Хрупкий, почти бестелесно-прозрачный Гамлет – Пицхалаури: неверная, «расфокусированная»какая-то походка, усталый хрипловатый голос. Как сложно, как страшно, как не хочется повышать интонации, чтобы включиться в диалог, доказать, отстоять свое мнение. Это невозможно: одиночество Гамлета здесь тотально и неотвратимо. Порой вокруг не люди – монстры, уроды, маски. Дебильноватые Розенкранц (
Всеволод Цурило) и Гильденстерн (
Сергей Волков), способные только выпучивать глаза и недоуменно раскрывать рты.
Красные воспаленные глаза Полония (
Олег Федоров), набеленное лицо почти неживой Гертруды (
Евгения Евстигнеева), пропадающий в черноте взгляд Клавдия – Перегудова, жуткая белая маска вместо лица у лже-Офелии (
Федор Пшеничный). Эта громадная «девушка»-кукла только и может, что утыкаться головой в книгу, механически произнося заученные реплики. Настоящая Офелия (
Юстина Вонщик) появится ближе к финалу, когда будет уже слишком поздно. Да и вообще все эти парики, гримы и маски теряют смысл тогда, когда человек переходит за грань жизни и только там, в видимом нам небытии, наконец, обретает счастье быть просто человеком, без навязанных статусов и «ролей».
Живыми кажутся лишь Гамлет, Клавдий и Первый актер и Могильщик, блестяще сыгранный
Александром Новиковым. Гамлет в таких понятных нам, сегодняшним, мучительных раздумьях о том, что пора бы что-то делать, а мы все говорим, говорим, сомневаемся, терпим, потому что не готовы и не знаем: а что, собственно, делать, как и зачем? И не лучше ли просто «не быть», даже если ты при этом пребываешь в полной иллюзии жизни.
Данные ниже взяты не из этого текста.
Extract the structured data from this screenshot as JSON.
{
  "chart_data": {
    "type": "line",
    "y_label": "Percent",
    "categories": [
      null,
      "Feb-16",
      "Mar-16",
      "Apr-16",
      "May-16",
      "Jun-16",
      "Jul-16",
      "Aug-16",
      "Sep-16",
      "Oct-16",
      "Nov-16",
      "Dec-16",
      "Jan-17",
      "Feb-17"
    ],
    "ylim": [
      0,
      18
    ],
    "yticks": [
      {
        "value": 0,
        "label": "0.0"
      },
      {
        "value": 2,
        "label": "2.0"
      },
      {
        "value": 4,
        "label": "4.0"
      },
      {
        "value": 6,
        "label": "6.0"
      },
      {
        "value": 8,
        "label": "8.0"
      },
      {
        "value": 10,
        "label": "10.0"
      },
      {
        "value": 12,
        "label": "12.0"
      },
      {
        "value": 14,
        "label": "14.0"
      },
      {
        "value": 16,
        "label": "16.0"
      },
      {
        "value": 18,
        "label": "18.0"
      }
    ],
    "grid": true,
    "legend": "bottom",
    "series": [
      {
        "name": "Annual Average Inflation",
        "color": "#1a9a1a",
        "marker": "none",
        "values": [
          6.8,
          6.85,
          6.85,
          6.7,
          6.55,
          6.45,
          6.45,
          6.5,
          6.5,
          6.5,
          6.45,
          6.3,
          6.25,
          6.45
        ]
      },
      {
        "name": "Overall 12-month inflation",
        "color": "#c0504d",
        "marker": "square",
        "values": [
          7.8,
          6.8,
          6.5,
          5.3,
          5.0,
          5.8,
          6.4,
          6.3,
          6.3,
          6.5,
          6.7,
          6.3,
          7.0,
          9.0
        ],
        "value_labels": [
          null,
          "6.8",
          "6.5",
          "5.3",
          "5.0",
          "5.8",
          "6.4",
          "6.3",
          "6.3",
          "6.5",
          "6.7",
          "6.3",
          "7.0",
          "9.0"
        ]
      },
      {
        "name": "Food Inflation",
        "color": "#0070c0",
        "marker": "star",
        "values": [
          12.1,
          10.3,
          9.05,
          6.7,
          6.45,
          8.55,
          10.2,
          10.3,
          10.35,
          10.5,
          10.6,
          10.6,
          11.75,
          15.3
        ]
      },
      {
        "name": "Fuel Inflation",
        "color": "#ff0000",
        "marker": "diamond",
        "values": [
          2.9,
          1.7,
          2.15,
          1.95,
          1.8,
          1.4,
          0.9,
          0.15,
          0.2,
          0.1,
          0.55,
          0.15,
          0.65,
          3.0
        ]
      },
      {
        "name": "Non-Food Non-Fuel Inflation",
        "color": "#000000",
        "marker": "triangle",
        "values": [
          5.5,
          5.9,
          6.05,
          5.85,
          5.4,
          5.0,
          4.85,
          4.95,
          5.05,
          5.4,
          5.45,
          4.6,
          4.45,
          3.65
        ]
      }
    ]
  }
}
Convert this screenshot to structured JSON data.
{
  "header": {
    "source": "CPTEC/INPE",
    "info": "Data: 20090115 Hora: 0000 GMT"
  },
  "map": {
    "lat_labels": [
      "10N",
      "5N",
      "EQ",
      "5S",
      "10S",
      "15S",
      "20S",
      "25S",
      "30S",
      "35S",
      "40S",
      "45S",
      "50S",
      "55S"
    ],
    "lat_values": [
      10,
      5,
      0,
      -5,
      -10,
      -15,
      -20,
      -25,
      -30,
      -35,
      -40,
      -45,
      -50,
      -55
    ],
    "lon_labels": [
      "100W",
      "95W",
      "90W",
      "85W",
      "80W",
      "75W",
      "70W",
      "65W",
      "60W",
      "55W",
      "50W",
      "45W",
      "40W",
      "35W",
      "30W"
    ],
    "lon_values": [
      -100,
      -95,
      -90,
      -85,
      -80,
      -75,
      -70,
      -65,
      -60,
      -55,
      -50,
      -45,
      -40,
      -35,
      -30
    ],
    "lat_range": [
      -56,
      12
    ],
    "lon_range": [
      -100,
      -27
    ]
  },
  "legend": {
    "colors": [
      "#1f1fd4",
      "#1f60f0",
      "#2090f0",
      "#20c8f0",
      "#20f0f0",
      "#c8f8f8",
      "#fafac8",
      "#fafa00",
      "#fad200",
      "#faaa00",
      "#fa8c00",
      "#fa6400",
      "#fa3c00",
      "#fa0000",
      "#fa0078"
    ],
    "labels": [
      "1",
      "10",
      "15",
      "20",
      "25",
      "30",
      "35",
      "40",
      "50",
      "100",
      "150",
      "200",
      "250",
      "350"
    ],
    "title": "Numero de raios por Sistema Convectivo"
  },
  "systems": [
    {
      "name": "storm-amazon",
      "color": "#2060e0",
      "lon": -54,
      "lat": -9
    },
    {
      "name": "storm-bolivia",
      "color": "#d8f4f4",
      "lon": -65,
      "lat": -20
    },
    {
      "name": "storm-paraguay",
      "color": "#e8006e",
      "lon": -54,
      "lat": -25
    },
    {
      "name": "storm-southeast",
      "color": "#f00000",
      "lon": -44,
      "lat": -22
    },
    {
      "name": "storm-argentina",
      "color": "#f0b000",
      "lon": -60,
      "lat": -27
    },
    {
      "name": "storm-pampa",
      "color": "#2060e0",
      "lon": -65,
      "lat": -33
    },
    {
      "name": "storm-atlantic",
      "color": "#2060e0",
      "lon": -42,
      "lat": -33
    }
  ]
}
А этот сложный, трагический, думающий Клавдий, созданный Сергеем Перегудовым? Ведь, здесь, кажется, именно у него, а не у Гертруды, запавшие, утонувшие в черноте зрачки обращены, согласно Шекспиру, прямо в душу. Творя зло, согласно «традициям», умея при этом любить по-настоящему, он один, наверное, способен понять и оценить то, что творит сам, и то, что делается вокруг. Он пристально всматривается в лица тех, кто рядом, и тех, кто далеко, по расстоянию и сюжету, сидящих в зале. Его почти богоборческая горькая молитва – одна из лучших сцен в спектакле (кстати, благодаря и тексту перевода Андрея Чернова, который звучит в спектакле). Отчаянные и саркастические вопросы без ответов... Закон можно купить, грех отпустить... Но если так, зачем мучиться совестью и раскаянием? И дальше он пускает свою жизнь на самотек, словно выпивая внушительный бокал цинизма, и начинает так спокойно, так бесстрастно манипулировать всем и всеми, прекрасно осознавая, что изменить ничего нельзя, а конец предопределен и близок.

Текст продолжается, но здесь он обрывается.